Si Berlin est reine de la mode en Allemagne, comme l'illustre jusqu'à dimanche sa Fashion Week, l'orgueilleuse et riche Munich cultive sa différence, sûre d'elle-même et de son style.

Coupons de tissu multicolores, piles de jeans emballés, une table de mixage et cinq escargots domestiques peuplent le petit atelier de Patrick Mohr, un créateur de 29 ans, dans un quartier bourgeois-bohème de la capitale de Bavière (sud).Ce styliste obsédé par les formes géométriques présente une collection automne-hiver unisexe à la Semaine de la mode de Berlin. Il s'était déjà fait remarquer à sa première participation en juillet en faisant défiler des sans-abri.

Une manière de prendre le contre-pied des «branchés»: «Berlin c'est bien pour un défilé, mais il y a trop de hype», estime-t-il, après avoir donné à ses escargots leur feuille de salade quotidienne.

«On ne gagne pas sa vie à Berlin. Moi je dois être rentable, sinon je n'ai plus les moyens de créer», affirme le jeune homme aux faux airs de dandy Belle Epoque, avec ses fines moustaches blondes en guidon de vélo.

Patrick Mohr est entouré d'une vraie légion munichoise à la Fashion Week: Susanne Wiebe, Marcel Ostertag, Allude, Rena Lange, Strenesse Blue, Schacky & Jones... Escada, encore convalescent après avoir frôlé la faillite l'an dernier, sera toutefois le grand absent.

De la mode à la joaillerie en passant par le design, à Munich le luxe est une industrie bien plus qu'une tendance. D'autant plus que les Munichois ont un pouvoir d'achat annuel de près de 22.600 euros. Soit 23% de plus que la moyenne nationale et 47% de plus que celui des Berlinois, selon des statistiques régionales de 2007.

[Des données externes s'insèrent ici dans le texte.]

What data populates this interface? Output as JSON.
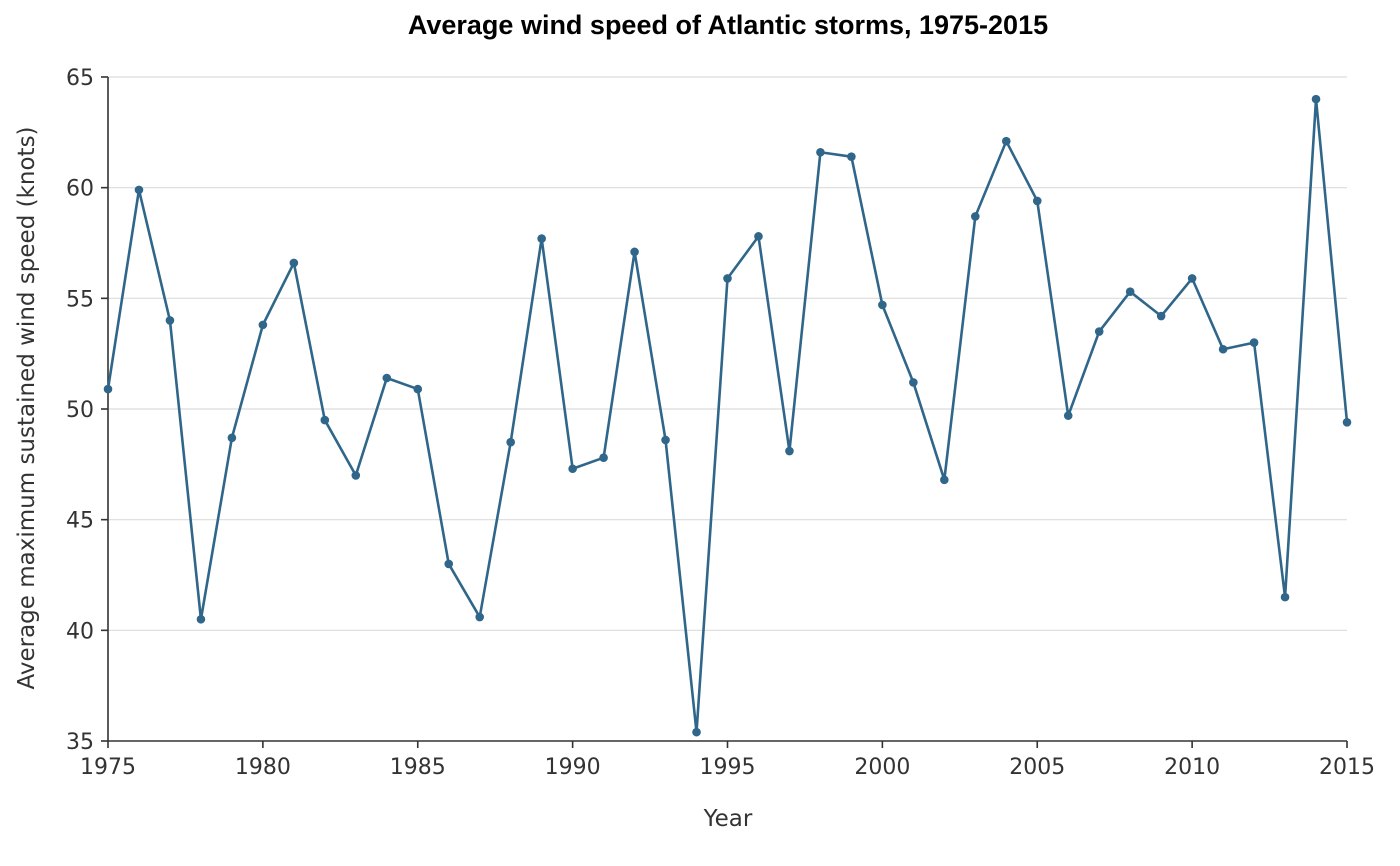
{
  "chart_data": {
    "type": "line",
    "title": "Average wind speed of Atlantic storms, 1975-2015",
    "xlabel": "Year",
    "ylabel": "Average maximum sustained wind speed (knots)",
    "xlim": [
      1975,
      2015
    ],
    "ylim": [
      35,
      65
    ],
    "xticks": [
      1975,
      1980,
      1985,
      1990,
      1995,
      2000,
      2005,
      2010,
      2015
    ],
    "yticks": [
      35,
      40,
      45,
      50,
      55,
      60,
      65
    ],
    "grid": "horizontal",
    "color": "#2f6689",
    "x": [
      1975,
      1976,
      1977,
      1978,
      1979,
      1980,
      1981,
      1982,
      1983,
      1984,
      1985,
      1986,
      1987,
      1988,
      1989,
      1990,
      1991,
      1992,
      1993,
      1994,
      1995,
      1996,
      1997,
      1998,
      1999,
      2000,
      2001,
      2002,
      2003,
      2004,
      2005,
      2006,
      2007,
      2008,
      2009,
      2010,
      2011,
      2012,
      2013,
      2014,
      2015
    ],
    "y": [
      50.9,
      59.9,
      54.0,
      40.5,
      48.7,
      53.8,
      56.6,
      49.5,
      47.0,
      51.4,
      50.9,
      43.0,
      40.6,
      48.5,
      57.7,
      47.3,
      47.8,
      57.1,
      48.6,
      35.4,
      55.9,
      57.8,
      48.1,
      61.6,
      61.4,
      54.7,
      51.2,
      46.8,
      58.7,
      62.1,
      59.4,
      49.7,
      53.5,
      55.3,
      54.2,
      55.9,
      52.7,
      53.0,
      41.5,
      64.0,
      49.4
    ]
  }
}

Le chic en Allemagne fut longtemps indissociable de Munich, notamment dans les années 80, quand Berlin était encore fossilisée par la Guerre froide et le Mur. Mais la capitale de l'Allemagne réunifiée est une ville bon marché et qui dispose d'hectares d'ateliers vides attirant les artistes du monde entier.

La capitale bavaroise dans le même temps est restée «une petite ville raffinée», selon Dorothea Beisser, directrice de l'école de stylisme Esmod de Munich.

«Evidemment la plupart des jeunes stylistes allemands vont à Berlin pour connaître son flair, les choses y bougent constamment», concède Mme Beisser. Mais son faible tissu d'entreprises en incite plus d'un à voir ailleurs par la suite, selon elle.

Ayzit Bostan, une styliste de 41 ans d'origine turque, a ainsi vécu un an dans la capitale au début des années 2000, avant de revenir en Bavière.

«Munich c'est relativement calme, on peut très bien travailler ici. Et puis à Berlin il fait malheureusement gris et sombre trop longtemps» dit-elle, comme par opposition à Munich et son baroque éclatant, les Alpes à l'horizon.

Plus généralement, l'image d'une ville engoncée dans ses traditions est battue en brèche depuis quelques années: Munich est dirigée depuis 1993 par un maire de centre-gauche, et dans la région la domination du parti conservateur bavarois (CSU) est malmenée.

Même le folklore bavarois est détourné, à l'image du «Dirndl», le costume féminin au décolleté pigeonnant: il existe en version punk, grâce à la styliste Angelika Zwerenz, mélange de soie aux couleurs vives et d'accessoires inspirés de la chasse.